Deva yang tak tahu akan berkata apa, lebih memilih diam dan membatin saja.

***

Kelas XI ULP akhirnya dapat bernapas lega setelah beberapa menit yang lalu, rasanya seperti di Padang Tandus.

"Anjay, titel baru ga, tuh. Diam-diam munafik!" Tiba-tiba saja, salah satu siswi mengeluarkan isi pikirannya.

"Kiw-kiw, Sirkel Munafik!" Tambah yang lainnya.

"Guys, jangan dekat-dekat sama Sirkel Munafik! Ntar kita lagi yang dimunafikin." Tawa salah satu siswi yang lain, diikuti kekehan dari teman-temannya.

"Cog, bener juga! Kita ga perlu pusing cari nama Sirkel. Udah ada pemberian langsung dari Ibu Ima. Beh .. suatu kehormatan, cuy!" Mulai lagi, Amalia dengan pemikiran di luar nalarnya.

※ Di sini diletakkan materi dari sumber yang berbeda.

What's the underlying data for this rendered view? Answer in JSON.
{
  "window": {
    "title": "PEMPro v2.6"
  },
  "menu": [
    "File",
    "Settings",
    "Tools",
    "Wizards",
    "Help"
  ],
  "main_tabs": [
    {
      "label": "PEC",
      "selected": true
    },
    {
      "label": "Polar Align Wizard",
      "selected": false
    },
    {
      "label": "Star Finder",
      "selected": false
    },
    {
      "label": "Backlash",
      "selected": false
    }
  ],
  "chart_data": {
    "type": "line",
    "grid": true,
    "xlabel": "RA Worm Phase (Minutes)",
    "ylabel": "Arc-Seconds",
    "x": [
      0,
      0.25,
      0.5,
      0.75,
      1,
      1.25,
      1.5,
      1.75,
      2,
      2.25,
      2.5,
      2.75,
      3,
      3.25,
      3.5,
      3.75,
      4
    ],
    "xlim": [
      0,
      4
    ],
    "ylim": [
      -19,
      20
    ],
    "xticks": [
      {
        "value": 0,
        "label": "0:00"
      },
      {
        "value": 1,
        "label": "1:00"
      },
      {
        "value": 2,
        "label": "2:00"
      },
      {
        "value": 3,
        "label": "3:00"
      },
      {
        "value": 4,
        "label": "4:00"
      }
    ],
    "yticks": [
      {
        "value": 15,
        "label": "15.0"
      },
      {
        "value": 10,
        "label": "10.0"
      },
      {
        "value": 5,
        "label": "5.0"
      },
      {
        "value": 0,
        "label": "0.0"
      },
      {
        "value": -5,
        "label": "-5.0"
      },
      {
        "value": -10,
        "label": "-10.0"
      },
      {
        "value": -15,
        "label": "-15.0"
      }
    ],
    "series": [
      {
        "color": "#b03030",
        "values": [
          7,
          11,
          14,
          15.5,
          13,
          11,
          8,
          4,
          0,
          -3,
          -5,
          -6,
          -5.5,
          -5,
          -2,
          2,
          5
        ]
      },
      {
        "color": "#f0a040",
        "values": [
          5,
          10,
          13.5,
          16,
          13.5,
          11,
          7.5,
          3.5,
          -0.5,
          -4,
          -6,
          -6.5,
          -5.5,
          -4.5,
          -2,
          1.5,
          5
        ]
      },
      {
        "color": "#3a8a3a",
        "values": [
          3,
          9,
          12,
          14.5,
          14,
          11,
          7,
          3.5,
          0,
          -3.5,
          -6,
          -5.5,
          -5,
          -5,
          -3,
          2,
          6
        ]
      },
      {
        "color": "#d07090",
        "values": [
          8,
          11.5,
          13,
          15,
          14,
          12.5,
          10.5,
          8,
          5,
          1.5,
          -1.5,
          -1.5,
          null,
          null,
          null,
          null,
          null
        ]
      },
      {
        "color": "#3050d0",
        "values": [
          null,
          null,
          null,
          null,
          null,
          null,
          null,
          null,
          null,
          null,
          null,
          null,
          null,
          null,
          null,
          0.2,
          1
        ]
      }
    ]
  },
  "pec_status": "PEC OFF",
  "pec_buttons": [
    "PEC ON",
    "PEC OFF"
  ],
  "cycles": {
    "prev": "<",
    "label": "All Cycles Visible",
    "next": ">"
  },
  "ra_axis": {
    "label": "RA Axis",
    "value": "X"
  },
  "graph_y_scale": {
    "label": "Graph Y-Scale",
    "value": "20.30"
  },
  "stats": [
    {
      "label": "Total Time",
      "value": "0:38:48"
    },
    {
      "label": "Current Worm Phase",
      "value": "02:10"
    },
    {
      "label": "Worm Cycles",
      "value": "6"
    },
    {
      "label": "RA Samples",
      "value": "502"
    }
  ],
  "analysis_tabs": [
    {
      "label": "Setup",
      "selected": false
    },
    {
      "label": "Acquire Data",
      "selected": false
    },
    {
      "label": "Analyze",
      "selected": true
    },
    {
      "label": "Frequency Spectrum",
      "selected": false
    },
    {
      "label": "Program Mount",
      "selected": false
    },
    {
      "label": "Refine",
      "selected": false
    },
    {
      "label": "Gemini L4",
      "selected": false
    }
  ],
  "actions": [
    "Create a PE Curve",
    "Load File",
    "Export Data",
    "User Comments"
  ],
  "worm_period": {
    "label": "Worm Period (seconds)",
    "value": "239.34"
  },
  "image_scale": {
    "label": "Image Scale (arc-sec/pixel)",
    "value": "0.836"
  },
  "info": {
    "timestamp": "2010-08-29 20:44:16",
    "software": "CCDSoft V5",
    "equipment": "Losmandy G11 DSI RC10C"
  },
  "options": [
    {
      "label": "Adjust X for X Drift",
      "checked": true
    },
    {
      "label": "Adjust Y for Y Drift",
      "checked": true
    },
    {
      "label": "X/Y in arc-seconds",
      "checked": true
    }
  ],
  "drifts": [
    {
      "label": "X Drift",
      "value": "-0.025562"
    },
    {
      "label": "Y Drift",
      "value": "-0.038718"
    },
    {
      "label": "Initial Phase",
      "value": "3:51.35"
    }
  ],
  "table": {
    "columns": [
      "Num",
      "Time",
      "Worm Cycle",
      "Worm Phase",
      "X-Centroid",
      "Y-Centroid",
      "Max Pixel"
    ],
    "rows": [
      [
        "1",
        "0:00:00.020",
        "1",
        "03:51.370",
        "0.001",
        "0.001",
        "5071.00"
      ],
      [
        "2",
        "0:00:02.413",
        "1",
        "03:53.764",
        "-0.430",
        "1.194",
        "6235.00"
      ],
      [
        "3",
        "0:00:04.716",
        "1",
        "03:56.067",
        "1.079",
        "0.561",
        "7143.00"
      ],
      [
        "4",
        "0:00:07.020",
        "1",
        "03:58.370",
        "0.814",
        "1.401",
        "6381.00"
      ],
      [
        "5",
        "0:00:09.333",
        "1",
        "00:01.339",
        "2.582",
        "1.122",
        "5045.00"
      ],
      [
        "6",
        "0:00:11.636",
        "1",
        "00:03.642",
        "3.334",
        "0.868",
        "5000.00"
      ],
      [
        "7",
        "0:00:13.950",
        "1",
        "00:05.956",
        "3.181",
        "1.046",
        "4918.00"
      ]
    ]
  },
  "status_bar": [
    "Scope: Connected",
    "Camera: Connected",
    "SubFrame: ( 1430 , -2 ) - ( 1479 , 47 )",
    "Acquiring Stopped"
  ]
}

"Bener, tuh! Mulai sekarang, kita adalah 'Sirkel Munafik'! Yahuuu!!" Ini juga si Sanas, malah ikut-ikutan.

Deva dan Reina hanya bisa menepuk jidat, bertanya-tanya dalam hati, mengapa bisa dipertemukan dengan Amalia dan Sanas yang setiap tingkahnya ajaib sekali.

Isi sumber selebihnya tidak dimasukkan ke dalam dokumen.